## Terminology improvement analysis through language modeling

### Notebook for fine-tuning BERT with masked language modeling (MLM) loss using the HuggingFace Trainer API

In [None]:
# Import necessary libraries
from datasets import load_dataset
from transformers import AutoTokenizer, Trainer, TrainingArguments, AutoModelForMaskedLM, DataCollatorForLanguageModeling
import torch

#### Load pre-processed dataset
Note that, for fine-tuning, our original training data is further split into the training_bert (80%) and validation_bert (20%) sets

In [None]:
training_data = 'training_testing_data/with_name_objective/training_data_stopwords_bert.txt'
validation_data = 'training_testing_data/with_name_objective/validation_data_stopwords_bert.txt'
bert_datasets = load_dataset("text", data_files={"train": training_data, "validation": validation_data})

In [None]:
# Model checkpoint is the name of the pre-trained model that we fine-tune

# model_checkpoint = 'bert-base-uncased'
# model_checkpoint = 'distilbert-base-uncased'
model_checkpoint = 'bert-large-uncased-whole-word-masking'
tokenizer = AutoTokenizer.from_pretrained(model_checkpoint, use_fast=True)
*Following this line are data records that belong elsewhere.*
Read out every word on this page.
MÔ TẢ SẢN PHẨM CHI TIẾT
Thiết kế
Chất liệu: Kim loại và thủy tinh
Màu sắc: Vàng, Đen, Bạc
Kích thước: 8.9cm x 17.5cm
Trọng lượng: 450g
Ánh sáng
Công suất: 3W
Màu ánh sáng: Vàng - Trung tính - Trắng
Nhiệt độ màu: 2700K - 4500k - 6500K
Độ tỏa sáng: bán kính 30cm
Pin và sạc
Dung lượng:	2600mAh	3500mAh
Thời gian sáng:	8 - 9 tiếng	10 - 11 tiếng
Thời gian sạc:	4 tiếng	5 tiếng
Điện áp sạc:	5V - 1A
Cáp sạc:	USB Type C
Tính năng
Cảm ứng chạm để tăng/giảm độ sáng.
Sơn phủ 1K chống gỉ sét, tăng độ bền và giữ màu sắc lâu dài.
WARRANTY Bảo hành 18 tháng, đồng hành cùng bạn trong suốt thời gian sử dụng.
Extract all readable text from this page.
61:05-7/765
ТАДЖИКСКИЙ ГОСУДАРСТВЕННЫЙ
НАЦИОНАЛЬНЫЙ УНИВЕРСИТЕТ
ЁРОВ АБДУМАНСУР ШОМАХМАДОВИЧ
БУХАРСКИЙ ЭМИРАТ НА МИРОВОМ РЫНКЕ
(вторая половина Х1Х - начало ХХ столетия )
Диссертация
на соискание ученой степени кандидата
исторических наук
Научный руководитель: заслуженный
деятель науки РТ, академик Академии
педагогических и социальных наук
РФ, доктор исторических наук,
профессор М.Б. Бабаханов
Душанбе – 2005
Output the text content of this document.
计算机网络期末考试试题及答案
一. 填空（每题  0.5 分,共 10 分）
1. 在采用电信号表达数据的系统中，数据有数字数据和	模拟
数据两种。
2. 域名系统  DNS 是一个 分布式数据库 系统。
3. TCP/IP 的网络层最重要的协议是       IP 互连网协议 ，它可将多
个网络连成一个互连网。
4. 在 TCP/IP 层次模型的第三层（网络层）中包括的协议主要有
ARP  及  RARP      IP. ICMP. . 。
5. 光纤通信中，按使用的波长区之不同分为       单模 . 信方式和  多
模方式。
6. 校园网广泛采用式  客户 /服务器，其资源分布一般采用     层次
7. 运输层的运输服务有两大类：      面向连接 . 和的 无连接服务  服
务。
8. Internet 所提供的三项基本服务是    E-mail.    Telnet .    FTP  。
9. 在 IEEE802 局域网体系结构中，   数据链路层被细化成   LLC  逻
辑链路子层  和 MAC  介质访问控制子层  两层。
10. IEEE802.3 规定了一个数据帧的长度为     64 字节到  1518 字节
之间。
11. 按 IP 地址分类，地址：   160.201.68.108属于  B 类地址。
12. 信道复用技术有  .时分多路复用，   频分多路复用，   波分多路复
def tokenize_function(sentences):
    from transformers import AutoTokenizer
#     model_checkpoint = 'bert-base-uncased'
#     model_checkpoint = 'distilbert-base-uncased'
    model_checkpoint = 'bert-large-uncased-whole-word-masking'
    tokenizer = AutoTokenizer.from_pretrained(model_checkpoint, use_fast=True)
    return tokenizer(sentences["text"])

In [None]:
tokenized_datasets = bert_datasets.map(tokenize_function, batched=True, num_proc=4, remove_columns=["text"])

In [None]:
def group_texts(sentences):
    block_size = 128

    # Concatenate all sentences
    concatenated_sentences = {k: sum(sentences[k], []) for k in sentences.keys()}
    total_length = len(concatenated_sentences[list(sentences.keys())[0]])
    total_length = (total_length // block_size) * block_size
    
    # Split by chunks of max_len
    result = {
        k: [t[i : i + block_size] for i in range(0, total_length, block_size)]
        for k, t in concatenated_sentences.items()
    }
    result["labels"] = result["input_ids"].copy()
    return result

In [None]:
block_size = 128
lm_datasets = tokenized_datasets.map(
    group_texts,
    batched=True,
    batch_size=1000,
    num_proc=4,
)

In [None]:
model = AutoModelForMaskedLM.from_pretrained(model_checkpoint)

In [None]:
model_name = model_checkpoint.split("/")[-1]
training_args = TrainingArguments(
    "test-clm",
    evaluation_strategy = "epoch",
    learning_rate=2e-5,
    weight_decay=0.01
)

In [None]:
# Mask 15% of the words in the dataset
data_collator = DataCollatorForLanguageModeling(tokenizer=tokenizer, mlm_probability=0.15)

In [None]:
# Instantiate the Trainer class
trainer = Trainer(
    model=model,
    args=training_args,
    train_dataset=lm_datasets["train"],
    eval_dataset=lm_datasets["validation"],
    data_collator=data_collator,
)

In [None]:
# Train the model
trainer.train()

In [None]:
# # Save model with huggingface API
# trainer.model.save_pretrained('/fine_tuned_bert_models/my_bert_base_stopwords')
# trainer.model.save_pretrained('/fine_tuned_bert_models/my_bert_distilbert_stopwords')
trainer.model.save_pretrained('/fine_tuned_bert_models/my_bert_whole_word_stopwords')

# # Save model with pytorch
# torch.save(trainer.model, '/fine_tuned_bert_models/my_bert_base_stopwords')
# torch.save(trainer.model, '/fine_tuned_bert_models/my_bert_distilbert_stopwords')
# torch.save(trainer.model, '/fine_tuned_bert_models/my_bert_whole_word_stopwords')